NOGUCHI: So colleges' response to overdose prevention has been mixed. Some proactive schools are investing. Some use their own pharmacy school students, for example, to train other students to recognize overdose and administer naloxone. Others, including Virginia Tech, University of Georgia and colleges across West Virginia hang boxes containing free noloxone and how-to videos in places like libraries and dorms, alongside first aid kits and fire extinguishers. Freibott says some schools even distribute fentanyl test strips so students can test their drugs before using them.

FREIBOTT: One thing that I wish is that colleges were aware of what other colleges were doing. And if there was like a resource that showed all of the different approaches that all these schools are taking to this, it would normalize the efforts that are going on.

NOGUCHI: Theo Krzywicki is a former paramedic and firefighter in long-term recovery himself. He founded a group called End Overdose to train young people to use naloxone. His group works directly with students, bypassing school administrations to work on campus. So far, it has 28 college chapters, with students at 75 others looking to start new ones.

THEO KRZYWICKI: I think that answers how big of a problem it is. The students know. The students know. That's why we focus on working with the students because the students are more motivated to make change typically than the campuses.
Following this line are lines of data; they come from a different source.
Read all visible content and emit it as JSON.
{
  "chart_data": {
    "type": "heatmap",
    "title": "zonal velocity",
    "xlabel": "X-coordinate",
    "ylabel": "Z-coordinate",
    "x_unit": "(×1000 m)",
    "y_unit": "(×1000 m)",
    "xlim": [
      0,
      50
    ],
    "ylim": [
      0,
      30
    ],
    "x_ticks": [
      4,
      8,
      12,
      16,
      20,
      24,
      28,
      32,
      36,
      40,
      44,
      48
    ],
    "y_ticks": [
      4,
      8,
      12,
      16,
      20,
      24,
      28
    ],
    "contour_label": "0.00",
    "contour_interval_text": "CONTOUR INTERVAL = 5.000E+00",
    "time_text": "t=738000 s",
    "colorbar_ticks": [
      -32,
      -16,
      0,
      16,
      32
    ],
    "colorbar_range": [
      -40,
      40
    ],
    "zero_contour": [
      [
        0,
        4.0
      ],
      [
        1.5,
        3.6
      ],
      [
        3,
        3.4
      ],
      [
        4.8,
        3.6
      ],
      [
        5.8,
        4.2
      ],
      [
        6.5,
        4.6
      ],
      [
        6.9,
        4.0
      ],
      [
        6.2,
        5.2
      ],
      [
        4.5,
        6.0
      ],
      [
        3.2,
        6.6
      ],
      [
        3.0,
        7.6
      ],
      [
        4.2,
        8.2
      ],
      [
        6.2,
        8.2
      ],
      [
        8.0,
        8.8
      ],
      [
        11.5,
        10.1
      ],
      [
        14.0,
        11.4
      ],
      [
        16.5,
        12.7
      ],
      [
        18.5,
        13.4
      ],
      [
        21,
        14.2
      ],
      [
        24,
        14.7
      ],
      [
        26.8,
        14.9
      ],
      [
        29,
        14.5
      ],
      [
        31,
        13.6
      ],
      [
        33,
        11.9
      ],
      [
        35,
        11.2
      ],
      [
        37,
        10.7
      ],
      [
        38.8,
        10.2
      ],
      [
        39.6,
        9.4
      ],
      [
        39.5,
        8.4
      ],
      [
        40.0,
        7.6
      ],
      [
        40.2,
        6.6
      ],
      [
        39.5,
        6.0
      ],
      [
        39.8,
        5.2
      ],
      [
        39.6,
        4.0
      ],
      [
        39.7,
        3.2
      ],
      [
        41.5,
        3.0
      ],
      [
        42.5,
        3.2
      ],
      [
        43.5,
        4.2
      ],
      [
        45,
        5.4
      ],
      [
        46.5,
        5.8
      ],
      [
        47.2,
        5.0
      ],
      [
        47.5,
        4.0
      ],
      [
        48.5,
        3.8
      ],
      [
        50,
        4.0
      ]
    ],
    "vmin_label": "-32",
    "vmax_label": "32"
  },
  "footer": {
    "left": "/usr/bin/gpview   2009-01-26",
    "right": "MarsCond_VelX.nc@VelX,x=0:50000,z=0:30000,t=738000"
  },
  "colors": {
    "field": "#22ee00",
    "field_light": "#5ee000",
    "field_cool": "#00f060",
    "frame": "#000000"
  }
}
NOGUCHI: He says anti-drug messaging has largely overlooked the realities of life most young adults face. It's their peers, he says, who have greatest credibility.

KRZYWICKI: When you have one person that understands the community and the culture and provide the information in a level that people not only understand, but are willing to receive, that's the biggest part. You can really make a lot of progress.

NOGUCHI: Peer-led training also provides support for bystanders, students who've tried to revive unresponsive roommates or friends. Madeleine Ward, who lost a middle school friend to overdose, says that experience leaves terrifying scars.

MADELEINE WARD: I feel like I was very, very aware of the fact that fentanyl in particular is a very big, like, issue and something that I kind of needed to look out for for myself and for my friends.

NOGUCHI: Yet, Ward's freshman year at UCLA, she says everyone seemed unprepared.

WARD: When I got to college, it was very scary because I didn't feel like that many people knew, like, what Narcan was or that many people were scared about taking drugs that were laced with fentanyl.

NOGUCHI: So Ward cofounded an End Overdose chapter, handing out naloxone and teaching others to recognize signs of overdose.

WARD: After every single training, we have so many people who've been really deeply impacted by overdose and overdose loss.

NOGUCHI: Ward, who graduated in May, says things are changing. During one of her last classes, a professor mentioned Narcan.

WARD: She asked everyone who was carrying Narcan to raise their hand. And it was probably like a 200-person lecture hall, and I think like 50 people raised their hand, which was huge to me because I didn't know a single person who carried Narcan freshman year.